The Girl Who Walked Into The Sea

She could hear the susurration  of the waves as they washed the rocky beach and receded, over and over, time without end. It was a peaceful sound, but she was in no mood to be soothed, she was too wounded in body, mind and spirit for such a simple panacea.  She needed more.

She was seated on grass that came down to the rocks. The grass had been cropped by sheep and goats , it was soft and had a scent that was somehow sweet and innocent. The sky was turning purple in twilight, the colors fading as the light went.

She thought of just walking into the sea and letting it take her down. The fish would have her instead of the drunken Roman soldiers at the tavern. Other men looked at her as though they would like to do the same, but were constrained by something. She was totally along without one person to care. Her body had no discernible boundaries, sometimes she couldn't tell where hers ended and another began.

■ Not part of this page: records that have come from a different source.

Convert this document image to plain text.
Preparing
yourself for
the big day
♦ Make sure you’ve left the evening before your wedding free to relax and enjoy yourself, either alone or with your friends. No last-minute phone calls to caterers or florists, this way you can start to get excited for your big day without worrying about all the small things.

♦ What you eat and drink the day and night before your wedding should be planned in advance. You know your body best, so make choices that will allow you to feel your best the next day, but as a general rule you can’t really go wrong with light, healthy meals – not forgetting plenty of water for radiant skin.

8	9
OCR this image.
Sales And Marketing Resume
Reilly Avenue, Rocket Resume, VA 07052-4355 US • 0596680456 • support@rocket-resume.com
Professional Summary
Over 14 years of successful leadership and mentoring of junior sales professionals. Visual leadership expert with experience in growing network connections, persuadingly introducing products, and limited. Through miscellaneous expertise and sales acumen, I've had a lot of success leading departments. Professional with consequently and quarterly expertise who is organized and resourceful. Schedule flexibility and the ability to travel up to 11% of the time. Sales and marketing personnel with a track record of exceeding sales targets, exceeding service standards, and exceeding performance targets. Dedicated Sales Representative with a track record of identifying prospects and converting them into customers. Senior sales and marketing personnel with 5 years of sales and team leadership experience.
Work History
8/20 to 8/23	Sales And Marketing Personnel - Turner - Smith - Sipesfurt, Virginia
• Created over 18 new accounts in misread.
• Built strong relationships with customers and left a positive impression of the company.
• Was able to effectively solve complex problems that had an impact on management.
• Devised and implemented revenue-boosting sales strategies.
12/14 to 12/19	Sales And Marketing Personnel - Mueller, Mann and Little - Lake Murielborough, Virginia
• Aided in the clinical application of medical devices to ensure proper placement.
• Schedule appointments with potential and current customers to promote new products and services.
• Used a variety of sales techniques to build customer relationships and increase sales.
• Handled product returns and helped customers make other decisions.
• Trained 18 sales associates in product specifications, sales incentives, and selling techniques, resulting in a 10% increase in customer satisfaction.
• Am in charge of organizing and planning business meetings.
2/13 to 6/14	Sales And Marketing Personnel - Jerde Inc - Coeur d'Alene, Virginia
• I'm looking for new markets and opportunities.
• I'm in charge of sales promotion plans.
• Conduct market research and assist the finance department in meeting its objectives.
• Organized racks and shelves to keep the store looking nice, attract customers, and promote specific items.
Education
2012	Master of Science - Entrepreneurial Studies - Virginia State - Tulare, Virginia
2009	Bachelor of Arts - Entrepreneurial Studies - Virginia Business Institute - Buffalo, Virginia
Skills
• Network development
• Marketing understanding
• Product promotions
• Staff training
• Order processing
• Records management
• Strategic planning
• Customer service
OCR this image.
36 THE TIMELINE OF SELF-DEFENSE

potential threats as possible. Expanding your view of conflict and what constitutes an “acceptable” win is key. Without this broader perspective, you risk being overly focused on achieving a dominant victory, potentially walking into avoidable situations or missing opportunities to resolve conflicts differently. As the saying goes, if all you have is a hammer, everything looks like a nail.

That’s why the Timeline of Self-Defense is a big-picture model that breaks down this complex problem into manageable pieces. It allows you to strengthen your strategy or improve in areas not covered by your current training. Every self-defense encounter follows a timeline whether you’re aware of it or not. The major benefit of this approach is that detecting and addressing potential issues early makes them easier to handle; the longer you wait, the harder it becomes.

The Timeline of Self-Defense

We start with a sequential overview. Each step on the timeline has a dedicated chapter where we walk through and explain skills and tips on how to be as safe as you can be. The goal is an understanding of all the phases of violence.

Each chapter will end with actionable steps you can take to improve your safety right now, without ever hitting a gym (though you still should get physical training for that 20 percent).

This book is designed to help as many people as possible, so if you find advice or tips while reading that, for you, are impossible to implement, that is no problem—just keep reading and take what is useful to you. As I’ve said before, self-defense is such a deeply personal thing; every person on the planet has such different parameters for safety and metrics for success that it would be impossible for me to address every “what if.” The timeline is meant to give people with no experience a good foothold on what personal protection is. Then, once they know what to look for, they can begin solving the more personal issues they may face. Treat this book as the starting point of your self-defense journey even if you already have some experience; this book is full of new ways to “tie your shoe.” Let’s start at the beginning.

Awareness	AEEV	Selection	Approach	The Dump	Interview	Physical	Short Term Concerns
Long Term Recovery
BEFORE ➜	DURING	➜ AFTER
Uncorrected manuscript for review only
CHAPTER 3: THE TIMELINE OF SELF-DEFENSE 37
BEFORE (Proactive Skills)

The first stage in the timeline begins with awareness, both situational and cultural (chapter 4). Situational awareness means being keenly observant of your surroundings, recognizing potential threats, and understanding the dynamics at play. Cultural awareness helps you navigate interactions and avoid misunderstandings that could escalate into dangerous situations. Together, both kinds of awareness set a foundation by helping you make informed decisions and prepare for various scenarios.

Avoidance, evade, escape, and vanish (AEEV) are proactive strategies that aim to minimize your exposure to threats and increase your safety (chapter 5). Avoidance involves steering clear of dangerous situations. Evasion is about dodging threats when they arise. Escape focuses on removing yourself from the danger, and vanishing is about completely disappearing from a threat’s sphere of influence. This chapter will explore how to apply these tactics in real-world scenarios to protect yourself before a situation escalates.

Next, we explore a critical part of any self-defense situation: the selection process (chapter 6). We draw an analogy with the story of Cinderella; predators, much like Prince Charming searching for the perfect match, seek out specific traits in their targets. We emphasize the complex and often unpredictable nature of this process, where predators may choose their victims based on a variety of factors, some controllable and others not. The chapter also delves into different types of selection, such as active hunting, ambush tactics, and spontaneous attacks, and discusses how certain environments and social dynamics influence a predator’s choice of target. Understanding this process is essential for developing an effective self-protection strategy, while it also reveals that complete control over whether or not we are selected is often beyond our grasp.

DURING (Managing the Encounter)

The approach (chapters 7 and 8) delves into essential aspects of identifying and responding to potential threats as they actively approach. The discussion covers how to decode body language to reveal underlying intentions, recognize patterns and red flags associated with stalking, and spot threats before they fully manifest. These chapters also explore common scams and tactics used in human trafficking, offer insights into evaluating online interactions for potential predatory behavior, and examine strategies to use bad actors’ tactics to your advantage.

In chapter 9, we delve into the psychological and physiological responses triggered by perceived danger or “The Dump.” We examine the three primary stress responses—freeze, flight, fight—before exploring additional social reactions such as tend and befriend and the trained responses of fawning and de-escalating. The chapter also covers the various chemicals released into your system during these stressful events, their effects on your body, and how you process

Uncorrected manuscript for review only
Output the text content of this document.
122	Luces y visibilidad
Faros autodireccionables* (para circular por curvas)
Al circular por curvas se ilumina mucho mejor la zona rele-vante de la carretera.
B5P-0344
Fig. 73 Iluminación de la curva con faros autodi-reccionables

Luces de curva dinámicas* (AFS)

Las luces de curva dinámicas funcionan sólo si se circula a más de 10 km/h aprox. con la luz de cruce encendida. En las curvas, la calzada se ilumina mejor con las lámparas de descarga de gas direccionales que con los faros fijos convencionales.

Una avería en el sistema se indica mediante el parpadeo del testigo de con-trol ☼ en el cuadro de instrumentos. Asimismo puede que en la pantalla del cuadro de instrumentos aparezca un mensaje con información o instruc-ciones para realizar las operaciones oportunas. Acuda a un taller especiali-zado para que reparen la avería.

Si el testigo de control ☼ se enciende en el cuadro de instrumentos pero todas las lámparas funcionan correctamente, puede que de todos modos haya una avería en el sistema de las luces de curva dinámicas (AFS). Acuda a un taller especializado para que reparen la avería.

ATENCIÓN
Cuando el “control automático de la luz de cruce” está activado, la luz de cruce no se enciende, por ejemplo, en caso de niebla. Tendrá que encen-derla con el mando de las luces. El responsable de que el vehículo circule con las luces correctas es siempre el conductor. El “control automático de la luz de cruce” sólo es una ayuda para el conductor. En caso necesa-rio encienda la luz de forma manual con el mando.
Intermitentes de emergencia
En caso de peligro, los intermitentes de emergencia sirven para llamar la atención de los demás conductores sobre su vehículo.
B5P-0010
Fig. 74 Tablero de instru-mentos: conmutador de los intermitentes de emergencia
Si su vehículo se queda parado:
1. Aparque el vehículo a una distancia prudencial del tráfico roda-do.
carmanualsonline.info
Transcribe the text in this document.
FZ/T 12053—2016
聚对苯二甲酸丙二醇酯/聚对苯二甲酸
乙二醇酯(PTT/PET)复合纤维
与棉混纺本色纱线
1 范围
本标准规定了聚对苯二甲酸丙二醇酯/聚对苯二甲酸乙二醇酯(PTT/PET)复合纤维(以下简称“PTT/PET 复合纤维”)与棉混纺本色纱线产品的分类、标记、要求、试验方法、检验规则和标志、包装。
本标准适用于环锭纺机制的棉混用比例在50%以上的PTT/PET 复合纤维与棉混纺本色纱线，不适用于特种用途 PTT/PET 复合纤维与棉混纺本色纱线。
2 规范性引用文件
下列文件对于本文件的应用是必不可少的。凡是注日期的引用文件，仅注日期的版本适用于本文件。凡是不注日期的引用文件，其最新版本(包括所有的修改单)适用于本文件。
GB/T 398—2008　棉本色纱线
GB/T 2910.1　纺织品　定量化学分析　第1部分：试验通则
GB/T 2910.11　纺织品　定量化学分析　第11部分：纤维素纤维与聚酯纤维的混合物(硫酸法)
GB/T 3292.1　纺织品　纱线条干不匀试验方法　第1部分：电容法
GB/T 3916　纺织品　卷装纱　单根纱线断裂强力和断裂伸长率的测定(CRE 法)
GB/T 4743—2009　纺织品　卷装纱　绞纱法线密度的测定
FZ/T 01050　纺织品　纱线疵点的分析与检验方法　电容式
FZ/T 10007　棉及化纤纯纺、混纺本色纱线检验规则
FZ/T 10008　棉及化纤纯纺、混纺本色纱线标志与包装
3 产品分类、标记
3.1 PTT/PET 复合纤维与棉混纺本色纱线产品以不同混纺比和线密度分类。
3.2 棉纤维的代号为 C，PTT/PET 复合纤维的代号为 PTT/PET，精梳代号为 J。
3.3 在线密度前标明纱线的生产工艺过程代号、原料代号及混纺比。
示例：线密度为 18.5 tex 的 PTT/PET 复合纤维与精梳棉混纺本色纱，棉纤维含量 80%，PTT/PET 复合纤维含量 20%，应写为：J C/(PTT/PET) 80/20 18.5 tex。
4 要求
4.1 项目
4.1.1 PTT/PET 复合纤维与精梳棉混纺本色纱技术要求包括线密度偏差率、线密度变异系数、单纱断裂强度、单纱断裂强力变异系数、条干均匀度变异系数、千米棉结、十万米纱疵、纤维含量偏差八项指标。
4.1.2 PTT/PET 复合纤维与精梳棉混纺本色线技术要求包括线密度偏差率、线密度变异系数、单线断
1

She heard the man approaching because he sloshed though the water, dragging his sandaled feet though the small waves. Startled, she jumped up, ready to run, then she recognized him and smiling, sat down again. There was no possibility this one was going to possess her. He was totally self possessed, she thought, and smiled again.

“It's going to storm,” he said, sitting down beside her. “

“I'm staying right here, tonight,” she replied in a hard voice and for a moment her face turned to stone. “I can't go back. I am bruised from head to toe. I hurt so much, and there is nothing that can be done to change it. You help others, I have saw you do it, why can't you help women like me?”

“I can heal the body and ease the soul, but I can't change the law of the land”

“Will it ever change?”

He was grief incarnate as he looked over the sea at the edge of the sun as it slipped below the horizon and it was night, deep, dark, black night, with only tiny bobbing lights far out at sea where a boat of fishermen were ending their day.

“It will always be as it has always been.”

“Then why are you here? How come those men get a boat to make money, to take refuge in from the dark and the cold? I know they are warm and eating supper out there, and here I sit cold and hungry.”

“A woman as beautiful as you can't get a man to buy her food at the tavern?” In the uncertain light of a waning crescent moon she thought she saw him smile and slapped him across the face as hard as she could.

“No, a woman as beautiful as me can't get food, just wine to make me compliant, wine to

ease their conscience about what they are doing to me and the other women. No food, no warmth. You're a man! Explain it!”

“Some have souls that from birth have been welcome to corruption and the devil dwells there like fish in water. Others learn to like it and go looking for it, like fishermen looking for fish, others just go along with their friends like dead fish floating on the surface of the sea. But, there are men who do not do these things, men who search their minds and souls and try to do right. The Father has seen fit to put women like you in this place, I do not know why, the Father does not tell me everything.”

She stood, glaring down at him. “This has to end tonight. I can't go on.” She briefly touched her stomach. “No more.”

He stood. “There is something lying on the rocks, it shines in the moonlight.”

She turned to look and saw the glint, when she turned back he was gone. Walking slowly over, she bent and picked it up. It was a fisherman's knife doubtless fallen out of his pocket as he prepared for the days fishing. She tested it's edge on her thumb, and blood welled up. Sharp. One slash, other slash, she walked over the rocks, two steams of blood trailing her. Into the sea she strode, back straight and head up looking at the moon, at the stars. When she was in over her head, she did not float, did not swim, but simply continued to walk.

Over her, though she could not see him, and could not know he was there, the man walked and the men in the boat cried out to him.